Разбитъ параличомъ.
Въ первыхъ числахъ марта сэръ Обри оставилъ свою комнату. Докторъ рѣшилъ, что онъ настолько здоровъ, что можетъ проводить нѣсколько часовъ въ гостиной и даже прокатиться въ желтой коляскѣ въ солнечный день, когда не будетъ вѣтра.
Онъ былъ очень радъ воспользоваться этимъ позволеніемъ и поспѣшно снялъ костюмъ больного, одѣлся съ обычной тщательностью и появился въ салонѣ съ тѣмъ изящнымъ и аристократическимъ видомъ, который придавалъ ему сходство съ портретомъ Вандейка въ современномъ костюмѣ.
Онъ вѣжливо поблагодарилъ Сильвію за вниманіе, которое она оказывала ему во время его болѣзни, и былъ добрѣе съ ней, чѣмъ обыкновенно, не критиковалъ ея поведеніе въ мелочахъ и не читалъ ей нравоученій.
-- Душа моя, сказалъ онъ, я ничего не дарилъ тебѣ послѣ того, какъ надѣлъ на твою руку брильянтовое кольцо моей матери. Оно принадлежало, какъ тебѣ извѣстно, моей бабушкѣ, и скорѣе дорого по воспоминаніямъ, связаннымъ съ нимъ, чѣмъ по жаменьямъ, которыя хотя и чистой воды, но не велики.
Сильвія вздохнула съ сожалѣніемъ. Она когда-то воображала, что брильянтовое кольцо лишь предвозвѣстникъ цѣлаго града подарковъ, болѣе роскошныхъ, чѣмъ золотой дождь, сошедшій на Данаю.

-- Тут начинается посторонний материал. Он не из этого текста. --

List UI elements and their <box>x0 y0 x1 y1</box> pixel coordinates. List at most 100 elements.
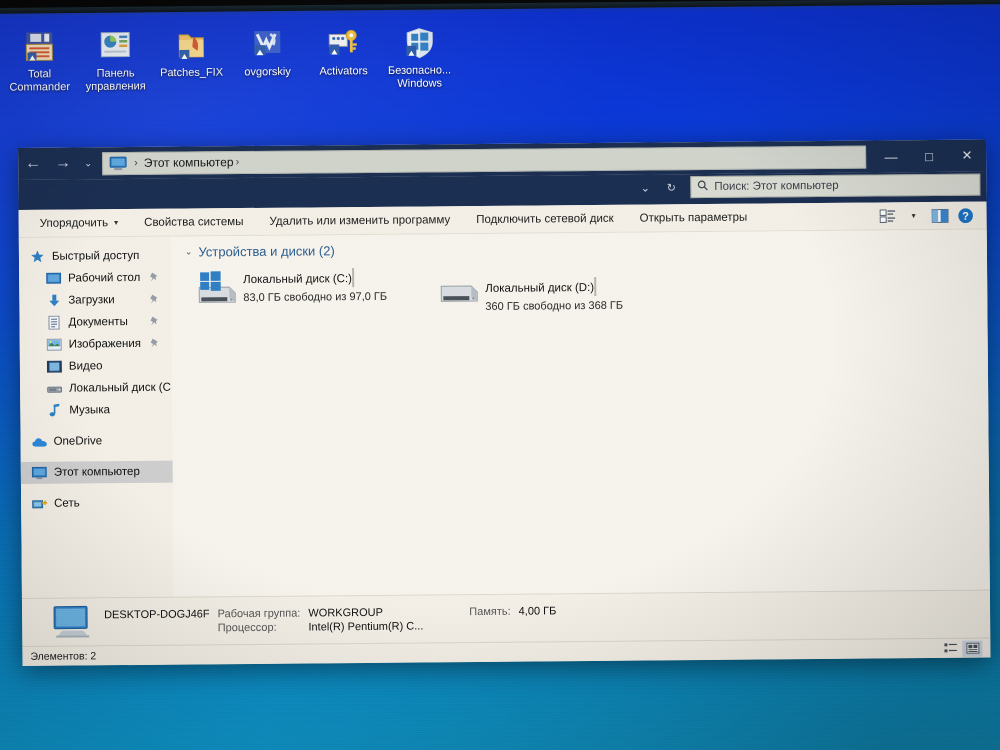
large-icons-view-icon[interactable] <box>962 640 983 657</box>
drive-item-d[interactable]: Локальный диск (D:) 360 ГБ свободно из 3… <box>431 262 663 318</box>
view-options-icon[interactable] <box>875 205 901 227</box>
close-button[interactable]: ✕ <box>948 140 986 172</box>
uninstall-change-program-button[interactable]: Удалить или изменить программу <box>256 209 463 233</box>
this-pc-icon <box>31 465 48 480</box>
details-view-icon[interactable] <box>940 640 960 656</box>
sidebar-item-label: Загрузки <box>68 294 115 307</box>
navigation-pane[interactable]: Быстрый доступ Рабочий стол Загрузки Док… <box>18 236 174 598</box>
content-pane[interactable]: ⌄ Устройства и диски (2) Локальный диск … <box>170 229 990 597</box>
address-bar[interactable]: › Этот компьютер › <box>102 145 867 175</box>
drive-info: Локальный диск (C:) 83,0 ГБ свободно из … <box>243 268 417 307</box>
drive-free-space: 83,0 ГБ свободно из 97,0 ГБ <box>243 290 388 305</box>
computer-name: DESKTOP-DOGJ46F <box>104 607 210 621</box>
pin-icon[interactable] <box>149 294 159 305</box>
sidebar-item-documents[interactable]: Документы <box>19 311 171 334</box>
search-icon <box>697 180 708 194</box>
desktop-icon-control-panel[interactable]: Панель управления <box>78 18 153 93</box>
processor-label: Процессор: <box>217 621 277 634</box>
sidebar-item-downloads[interactable]: Загрузки <box>19 289 171 312</box>
drive-capacity-bar <box>351 268 355 288</box>
organize-label: Упорядочить <box>39 216 109 230</box>
recent-locations-chevron-down-icon[interactable]: ⌄ <box>78 149 98 177</box>
sidebar-item-quick-access[interactable]: Быстрый доступ <box>19 245 171 268</box>
file-explorer-window[interactable]: ← → ⌄ › Этот компьютер › — □ ✕ ⌄ ↻ Поиск… <box>18 139 991 666</box>
chevron-down-icon[interactable]: ⌄ <box>185 246 193 257</box>
processor-value: Intel(R) Pentium(R) C... <box>308 619 424 633</box>
sidebar-item-label: Этот компьютер <box>53 465 140 479</box>
pin-icon[interactable] <box>150 338 160 349</box>
computer-monitor-icon <box>50 605 94 639</box>
maximize-button[interactable]: □ <box>910 140 948 172</box>
open-settings-button[interactable]: Открыть параметры <box>627 206 761 229</box>
desktop-icon-total-commander[interactable]: Total Commander <box>2 19 77 94</box>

-- Я не дарилъ тебѣ драгоцѣнностей, Сильвія, частію потому, что не люблю, когда женщина увѣшана украшеніями, но еще больше потому, что не желалъ бытъ связаннымъ въ твоемъ умѣ съ богатыми дарами. Когда я умру, ты будешь богата... настолько богата, чтобы выдти замужъ за какого-нибудь авантюриста, если только ты будешь такъ безразсудна, чтобы выдти замужъ вторично.
Тутъ сэръ Обри открылъ овальный сафьянный футляръ, въ которомъ покоилось на черномъ бархатѣ ожерелье изъ брильянтовъ, величиною съ крупный горохъ. Серебряная отдѣлка была, такъ тонка, что едва примѣтна. Ожерелье казалось цѣпью изъ яркой росы.
Глаза Сильвіи засверкали, она перевела духъ отъ удивленія и восторга.
-- Какая прелесть! вскричала она.
-- Оно твое, моя радость, возразилъ баронетъ своимъ спокойнымъ тономъ. Я купилъ это ожерелье для дочери герцога, но смерть похитила мою невѣсту -- теперь я дарю его своей вѣрной и доброй женѣ.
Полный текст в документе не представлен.